Sería triste que nos hiciera falta perder lo que tanto costó ganar para saber apreciarlo, para avergonzarnos de no haberlo defendido
Esto es lo que hay. Este domingo pasado, en The New York Times, el excelente columnista Roger Cohen contaba un viaje por Francia en los días de la campaña electoral que puede concluir con lo impensable, con lo que ya no es inverosímil, la victoria del Frente Nacional y de Marine Le Pen, una más en la caterva de terribles demagogos con el pelo teñido de amarillo que están dispuestos a trastornar el mundo en beneficio de su propia megalomanía narcisista y de los intereses de sus patrocinadores. Como suele sucederles a los ilustrados americanos, sobre todo a los de Nueva York, Roger Cohen siente una reverencia fascinada por todos los placeres y las singularidades de la vida francesa, que son el reverso exacto de la aspereza americana, y que se resumen tal vez en el enigma de que el deleite y la salud, la sensualidad y el trabajo, no tengan que ser incompatibles: que se pueda disfrutar de la comida y no caer en la obesidad; que una vida saludable no tenga que ser desabrida y ascética; que una mujer pueda ejercer al mismo tiempo la maternidad y la coquetería.
Cohen retrata en su crónica un país irreparablemente dividido, entre nativos y emigrantes, entre el centro de las ciudades y las periferias, entre las zonas prósperas y las estancadas y olvidadas. En los mítines de Marine Le Pen escucha corear uno de esos eslóganes que son a la vez banales y terroríficos: “On est chez nous”. Estamos en nuestra casa, entre nosotros, somos los nuestros, los cabales, los auténticos. Para un español que viaja por Francia, sobre todo si es de una generación que todavía se educó en el prestigio de la cultura francesa, del aire de libertad y mundanidad que venía de París en los años del franquismo, el país da una sensación de solidez envidiable: Roger Cohen parece encontrarse solo con gente angustiada, asustada del porvenir, desalojada del presente, remordida por una insatisfacción que parece tan incurable en los intelectuales y los profesores de clase media como en los trabajadores en paro de las antiguas zonas industriales o los emigrantes sin perspectivas ni arraigo.

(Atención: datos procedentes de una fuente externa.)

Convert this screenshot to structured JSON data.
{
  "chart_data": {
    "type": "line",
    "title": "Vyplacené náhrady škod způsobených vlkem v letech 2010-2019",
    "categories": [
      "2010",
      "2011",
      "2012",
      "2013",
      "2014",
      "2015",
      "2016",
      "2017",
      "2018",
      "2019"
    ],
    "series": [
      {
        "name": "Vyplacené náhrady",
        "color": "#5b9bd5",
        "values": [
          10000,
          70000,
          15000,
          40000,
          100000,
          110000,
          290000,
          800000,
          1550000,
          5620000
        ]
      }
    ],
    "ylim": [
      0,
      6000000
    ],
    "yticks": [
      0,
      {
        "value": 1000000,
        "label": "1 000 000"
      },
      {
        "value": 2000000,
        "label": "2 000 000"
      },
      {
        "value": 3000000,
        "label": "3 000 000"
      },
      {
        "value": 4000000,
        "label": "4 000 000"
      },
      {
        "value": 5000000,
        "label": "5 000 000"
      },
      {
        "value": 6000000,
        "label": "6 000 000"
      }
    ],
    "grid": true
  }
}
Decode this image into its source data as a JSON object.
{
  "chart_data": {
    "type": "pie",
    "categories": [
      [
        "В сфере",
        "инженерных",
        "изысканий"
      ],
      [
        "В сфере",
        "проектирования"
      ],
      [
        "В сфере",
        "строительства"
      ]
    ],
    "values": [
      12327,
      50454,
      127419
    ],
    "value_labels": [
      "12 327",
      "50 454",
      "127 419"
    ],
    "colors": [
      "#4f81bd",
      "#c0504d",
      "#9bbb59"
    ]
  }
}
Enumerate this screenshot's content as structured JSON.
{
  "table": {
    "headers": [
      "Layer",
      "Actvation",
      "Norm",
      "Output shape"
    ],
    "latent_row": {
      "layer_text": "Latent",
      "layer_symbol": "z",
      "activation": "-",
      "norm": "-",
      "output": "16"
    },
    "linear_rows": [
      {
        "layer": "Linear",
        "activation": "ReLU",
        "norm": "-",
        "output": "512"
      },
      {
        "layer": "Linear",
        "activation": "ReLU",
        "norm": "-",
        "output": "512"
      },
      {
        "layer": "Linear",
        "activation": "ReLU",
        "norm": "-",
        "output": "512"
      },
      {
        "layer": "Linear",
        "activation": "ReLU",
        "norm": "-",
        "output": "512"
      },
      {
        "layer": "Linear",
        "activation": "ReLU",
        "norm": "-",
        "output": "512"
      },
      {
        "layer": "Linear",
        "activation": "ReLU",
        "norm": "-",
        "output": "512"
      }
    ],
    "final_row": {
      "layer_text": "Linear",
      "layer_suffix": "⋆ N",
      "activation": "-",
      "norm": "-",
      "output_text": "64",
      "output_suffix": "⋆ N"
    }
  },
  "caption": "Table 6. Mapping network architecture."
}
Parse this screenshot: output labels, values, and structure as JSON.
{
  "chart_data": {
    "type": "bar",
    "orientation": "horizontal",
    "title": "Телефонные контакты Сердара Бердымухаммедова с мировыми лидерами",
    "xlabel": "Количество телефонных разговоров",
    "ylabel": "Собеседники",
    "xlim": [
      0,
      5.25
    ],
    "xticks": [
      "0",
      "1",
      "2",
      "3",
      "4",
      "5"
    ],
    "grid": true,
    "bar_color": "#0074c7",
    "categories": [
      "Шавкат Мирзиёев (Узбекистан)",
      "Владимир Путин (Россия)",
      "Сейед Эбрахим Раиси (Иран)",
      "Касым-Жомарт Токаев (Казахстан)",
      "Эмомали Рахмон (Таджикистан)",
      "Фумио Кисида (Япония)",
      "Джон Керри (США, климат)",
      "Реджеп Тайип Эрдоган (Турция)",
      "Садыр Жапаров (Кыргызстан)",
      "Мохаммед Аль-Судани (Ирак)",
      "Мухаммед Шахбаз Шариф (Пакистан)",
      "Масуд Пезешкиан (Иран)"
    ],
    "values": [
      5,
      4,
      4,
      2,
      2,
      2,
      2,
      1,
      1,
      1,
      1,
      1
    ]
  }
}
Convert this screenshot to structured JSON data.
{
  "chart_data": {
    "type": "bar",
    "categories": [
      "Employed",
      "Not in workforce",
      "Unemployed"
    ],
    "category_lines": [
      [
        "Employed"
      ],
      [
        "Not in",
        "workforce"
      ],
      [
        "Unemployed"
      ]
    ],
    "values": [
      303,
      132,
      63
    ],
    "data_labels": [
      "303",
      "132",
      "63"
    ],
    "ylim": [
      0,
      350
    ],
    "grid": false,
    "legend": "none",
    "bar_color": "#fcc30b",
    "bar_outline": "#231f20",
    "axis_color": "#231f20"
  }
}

Los únicos que expresan seguridad son los fanáticos.
Un encono semejante, un ensañamiento, observo en España cuando además de recuperar con avidez los placeres civilizados de Madrid me asomo a las zonas menos ventiladas de los periódicos y de esa versión digital de los antiguos retretes masculinos que son ahora las redes sociales. Da escalofrío contemplar la furia que despierta el simple ejercicio de la libertad de expresión; la agresividad grosera que tienen en común personas en apariencia separadas por abismos ideológicos. Siempre sorprende que un odio parecido contra el que va a su aire y lleva la contraria emane de ardientes defensores de la fe católica y de presuntos partidarios de la fraternidad universal. Todo son vísperas. Marine Le Pen y Putin y Theresa May celebran por anticipado las del fin de Europa. Donald Trump y el déspota de Corea del Norte, cada uno con su trastorno capilar, juegan a las vísperas del fin del mundo. Sería triste que nos hiciera falta perder lo que tanto costó ganar para saber apreciarlo, para avergonzarnos de no haberlo defendido.